Chapter 8. Signal Processing

The speech tools signal processing library provides a set of standard signal processing tools designed specifically for speech analysis. The library includes:

  • Windowing (creating frames from a continuous waveform)

  • Linear prediction and associated operations

  • Cepstral analysis, both via lpc and DFT.

  • Filterbank analysis

  • Frequency warping including mel-scaling

  • Pitch tracking

  • Energy and Power analysis

  • Spectrogram Generation

  • Fourier Transforms

  • Pitchmarking (of laryngograph signals)


Design Issues

The signal processing library is designed specifically for speech applications and hence all functions are written with that end goal in mind. The design of the library has centered around building a set of commonly used easy to configure analysis routines.


We have tried to make the functions as fast as possible. Signal processing can often be time critical, and so it will always be the case that if the code for a particular signal processing algroithm is written in a single function loop it will run faster than by using libraries.

However, the signal processing routines in the EST library are in general very fast, and the fact that they use classes such as EST_Track and EST_FVector does not make them slower than they would be if float * etc was used.


The library makes heavy use of a small number of classes, specifically EST_Wave EST_Track and EST_FVector. These classes are basically arrays and matrices, but take care of issues such as memory managment, error handling and file i/o.
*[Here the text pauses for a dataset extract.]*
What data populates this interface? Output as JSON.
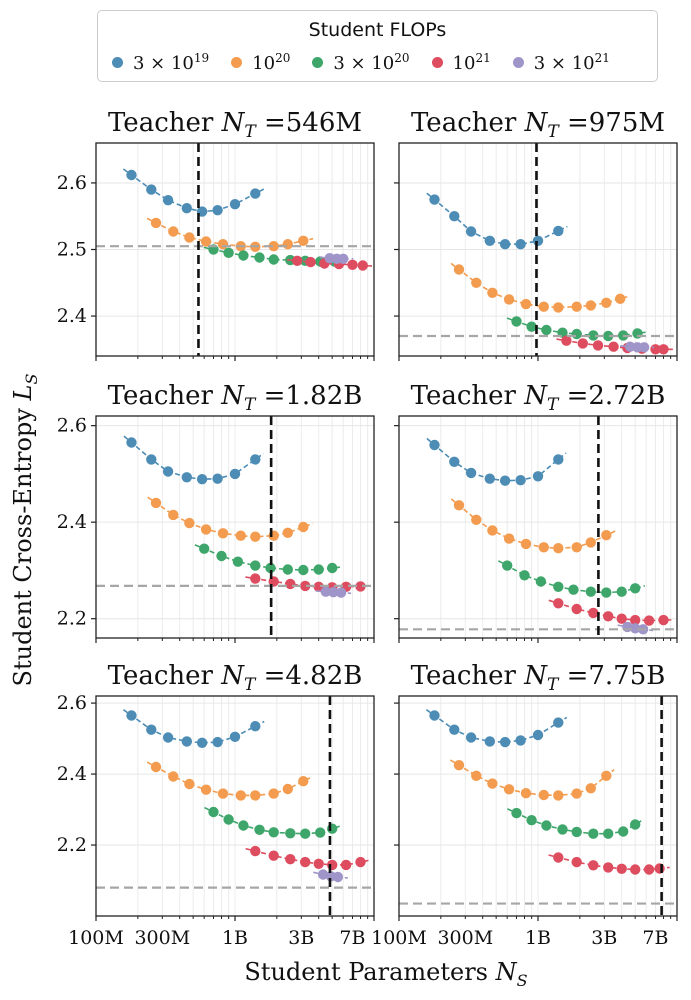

Using these classes in the library helps facilitate clean and simple algorithm writing and use. It is strongly recommended that you gain familiarity with these classes before using this part of the library.

At present, the issue of complex numbers in signal processing is somewhat fudged, in that a vector of complex numbers is represented by a vector of real parts and a vector of imaginary parts, rather than as a single vector of complex numbers.

Common Processing model

In speech, a large number of algorithms follow the same basic model, in which a waveform is analysed by an algorithm and a Track, containing a series of time aligned vectors is produced. Regardless of the type of signal processing, the basic model is as follows:

  1. Start with a waveform and a series of analysis positions, which can be a fixed distance apart of specified by some other means.

  2. For each analysis position, define a small portion of the waveform around that position, Multiply this by a windowing function to produce a vector of speech samples.

  3. Pass this to a frame based signal processing routine which in outputs values in another vector.

  4. Add this vector to a position in an EST_Track which correponds to the analysis time position.

Given this model, the signal processing library breaks down into a number of different types of function:
Utterance based functions

Functions which operate on an entire waveform or track. These break down into:

Analysis Functions

which take a waveform and produce a track

Synthesis Functions

which take a track and produce a waveform

Filter Functions

which take a waveform and produce a waveform

Conversion Functions

which take a track and produce a track

Frames based functions

Functions which operate on a single frame of speech or vector coefficients.

Windowing functions

which create a windowed frame of speech from a portion of a waveform.

Nearly all functions in the signal processing library belong to one of the above listed types. Quite often functions are presented on both the utterance and frame level. For example, there is a function called sig2lpc which takes a single frame of windowed speech and produces a set of linear prediction coefficients. There is also a function called sig2coef which performs linear prediction on a whole waveforn, returning the answer in a Track. sig2coef uses the common processing model, and calls sig2lpc as the algorithm in the loop.

Partly for historical reasons some functions, e.g. pda are only available in the utterance based form.

When writing signal processing code for this library, it is often the case that all that needs to be written is the frame based algorithm, as other algorithms can do the frame shifting and windowing operations.

Track Allocation, Frames, Channels and sub-tracks

The signal processing library makes extensive use of the advanced features of the track class, specifically the ability to access single frames and channels.

Given a standard multi-channel track, it is possible to make a FVector point to any single frame or channel - this is done by an internal pointer mechanism in EST_FVector. Furthermore, a track can be made to point to a selected number of channels or frames in a main track.

For example, imagine we have a function that calculates the covariance matrix for a multi-dimensional track of data. But the data we actually have contains energy, cepstra and delta cepstra. It is non-sensical to calculate convariance on all of this, we just want the cepstra. To do this we use the sub-track facility to set a temporary track to just the cepstral coefficients and pass this into the covariance function. The temporary track has smart pointers into the original track and hence no data is copied.

Without this facility, either you would have to do a copy (expensive) or else tell the covariance function which part of the track to use (hacky). Extensive documentation describing this process is found in the section called Frame based signal processing, the section called Access multiple frames or channels. in Chapter 5 and the section called Access single frames or single channels. in Chapter 5.